Artiste pluridisciplinaire, Yoan Béliard sonde la capacité spécifique des images à convoquer divers imaginaires et temporalités tout autant que la manière dont elles les perpétuent et les nourrissent. C’est à travers une pratique hybride de sculpture, collecte, photographie et collage qu’il interroge la construction des inconscients collectifs et la profonde dépendance aux images des savoirs contemporains. La série L’artefact et son ombre, 2023, présentée à l’occasion de la dernière édition d’A ppr oc he par la galerie Valérie Delaunay, explore quant à elle la matérialité de la photographie et en interroge l'étrange ubiquité, entre production humaine et élément sensible autonome.

 

C’est effectivement cette nature double, à la fois empreinte et objet à part entière, qui constitue le point de départ de ce travail. Dont le titre introduit la problématique centrale avec la notion d’artefact, désignant aussi bien les productions humaines que les traces, distordissions et autres anomalies qui peuvent marquer une photographie. Cette notion prend corps pour l’artiste avec des images dénichées dans de vieux ouvrages d’archéologie dont le contenu semble voir, avec chaque œuvre, son prolongement ou sa réincarnation. D’objets quotidiens à éléments d’étude archéologique, ces artefacts dématérialisés par notre archivage reprennent ici forme, réactualisés. Ce qui permet à l’artiste d’interroger notre rapport intime et collectif à l’Histoire dont ils sont les témoins.

 

Les amphore, vasque et autres jarres que produit Yoan Béliard se posent ici comme des vestiges manufacturés, trompes l’œil tridimensionnels. Lesquels, nourris du rapport profondément subjectif que nous entretenons à la mémoire, révèlent ici la nature chimérique, artificielle, et surtout multiple de la notion d’Histoire. L’artiste brouille ainsi les frontières, alternant entre de véritables objets marqués par le temps, des reproduction de ceux-ci et des éléments manufacturés, inventés, permettant de lier le tout. Ses images, lisses ou granuleuses, s’ajoutent au tout, directement inscrites par transfert dans le plâtre, matière première de ces œuvres. Le va-et-vient constant ainsi provoqué place les spectateur.rice.s, déstabilisé.e.s, sur une fine frontière entre passé et présent, photographie et photographié, réel et imaginaire. 
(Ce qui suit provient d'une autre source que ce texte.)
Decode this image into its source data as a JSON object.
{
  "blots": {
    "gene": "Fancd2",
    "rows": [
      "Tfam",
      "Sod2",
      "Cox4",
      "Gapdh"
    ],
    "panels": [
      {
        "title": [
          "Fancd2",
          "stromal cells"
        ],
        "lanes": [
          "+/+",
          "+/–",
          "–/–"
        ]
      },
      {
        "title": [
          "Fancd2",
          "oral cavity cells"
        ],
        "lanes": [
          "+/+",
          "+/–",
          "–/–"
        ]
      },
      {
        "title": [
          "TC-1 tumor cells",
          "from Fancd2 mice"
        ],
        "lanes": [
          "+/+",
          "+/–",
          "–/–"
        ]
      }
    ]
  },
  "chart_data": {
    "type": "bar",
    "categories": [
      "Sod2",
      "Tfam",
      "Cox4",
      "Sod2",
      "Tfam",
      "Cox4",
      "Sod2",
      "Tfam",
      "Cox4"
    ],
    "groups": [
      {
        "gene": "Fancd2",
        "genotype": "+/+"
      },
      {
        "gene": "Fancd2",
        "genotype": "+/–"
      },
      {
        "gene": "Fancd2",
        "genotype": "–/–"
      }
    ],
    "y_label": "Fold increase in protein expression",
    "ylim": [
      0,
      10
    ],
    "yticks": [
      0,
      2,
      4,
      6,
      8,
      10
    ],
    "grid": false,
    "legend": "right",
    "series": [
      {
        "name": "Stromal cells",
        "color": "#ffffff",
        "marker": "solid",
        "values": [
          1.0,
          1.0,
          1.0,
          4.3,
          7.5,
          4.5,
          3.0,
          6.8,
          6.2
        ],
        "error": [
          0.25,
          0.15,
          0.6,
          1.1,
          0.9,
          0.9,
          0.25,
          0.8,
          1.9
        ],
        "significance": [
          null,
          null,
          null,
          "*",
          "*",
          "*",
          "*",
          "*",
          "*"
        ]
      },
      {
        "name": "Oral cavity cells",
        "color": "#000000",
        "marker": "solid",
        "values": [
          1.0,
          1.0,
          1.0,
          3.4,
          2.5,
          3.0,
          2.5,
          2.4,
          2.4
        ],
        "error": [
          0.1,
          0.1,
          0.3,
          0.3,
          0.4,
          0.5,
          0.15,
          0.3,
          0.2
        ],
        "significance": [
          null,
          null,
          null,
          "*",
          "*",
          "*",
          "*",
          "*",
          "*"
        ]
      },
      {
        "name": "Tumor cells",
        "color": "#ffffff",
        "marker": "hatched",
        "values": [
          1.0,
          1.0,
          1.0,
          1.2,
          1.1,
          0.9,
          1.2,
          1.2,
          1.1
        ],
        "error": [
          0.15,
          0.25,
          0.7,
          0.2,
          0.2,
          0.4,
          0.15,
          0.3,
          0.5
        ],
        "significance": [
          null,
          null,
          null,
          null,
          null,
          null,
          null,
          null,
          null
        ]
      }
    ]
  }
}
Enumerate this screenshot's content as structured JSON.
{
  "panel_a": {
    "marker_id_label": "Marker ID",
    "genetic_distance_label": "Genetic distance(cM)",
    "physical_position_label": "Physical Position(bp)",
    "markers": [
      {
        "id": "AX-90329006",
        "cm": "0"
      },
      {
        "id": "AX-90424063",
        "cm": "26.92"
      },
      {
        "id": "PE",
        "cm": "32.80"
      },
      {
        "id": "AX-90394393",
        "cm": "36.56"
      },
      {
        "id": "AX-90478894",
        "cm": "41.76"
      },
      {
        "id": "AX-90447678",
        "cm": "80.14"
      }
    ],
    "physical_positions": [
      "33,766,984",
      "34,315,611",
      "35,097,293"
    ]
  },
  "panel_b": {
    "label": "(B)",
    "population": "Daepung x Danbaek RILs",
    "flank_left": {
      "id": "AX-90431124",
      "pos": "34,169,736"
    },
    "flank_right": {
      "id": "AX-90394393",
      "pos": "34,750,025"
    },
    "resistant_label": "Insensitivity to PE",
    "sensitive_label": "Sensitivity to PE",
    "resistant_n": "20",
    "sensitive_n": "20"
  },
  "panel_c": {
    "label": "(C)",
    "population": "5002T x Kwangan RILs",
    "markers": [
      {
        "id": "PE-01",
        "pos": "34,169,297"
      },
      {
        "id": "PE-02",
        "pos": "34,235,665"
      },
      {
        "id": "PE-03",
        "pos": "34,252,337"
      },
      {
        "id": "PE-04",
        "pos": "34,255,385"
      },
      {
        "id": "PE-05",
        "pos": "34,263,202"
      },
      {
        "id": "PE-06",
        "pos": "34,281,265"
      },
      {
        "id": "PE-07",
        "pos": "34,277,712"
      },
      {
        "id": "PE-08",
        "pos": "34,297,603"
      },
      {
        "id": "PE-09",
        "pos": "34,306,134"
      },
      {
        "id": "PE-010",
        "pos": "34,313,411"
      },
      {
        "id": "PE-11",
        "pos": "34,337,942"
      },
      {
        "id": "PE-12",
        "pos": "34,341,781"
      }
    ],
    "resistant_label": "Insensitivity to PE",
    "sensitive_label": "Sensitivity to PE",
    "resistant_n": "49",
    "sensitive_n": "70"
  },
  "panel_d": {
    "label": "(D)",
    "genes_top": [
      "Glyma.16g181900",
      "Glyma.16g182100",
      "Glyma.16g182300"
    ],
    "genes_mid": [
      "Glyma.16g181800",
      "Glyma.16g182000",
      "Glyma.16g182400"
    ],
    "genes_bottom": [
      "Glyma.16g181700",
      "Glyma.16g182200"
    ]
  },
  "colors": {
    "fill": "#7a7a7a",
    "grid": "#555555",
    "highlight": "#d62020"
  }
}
L’artefact semble de fait constituer pour Yoan Béliard le maillon manquant entre une vision unilatérale et simplifiant l’Histoire, et la multitude d’approches, expériences, sensibilités dont elle est faite. Aujourd’hui profondément lié aux images, le savoir est ici dévoilé comme un maillage complexe de multiples conceptions et perceptions subjectives, pourtant présentées comme « rationnelles » ou « réelles » sans jamais voir leur origine interrogée. C’est ainsi la profonde partialité de la connaissance et son lien à la photographie que L’artefact et son ombre invite à embrasser.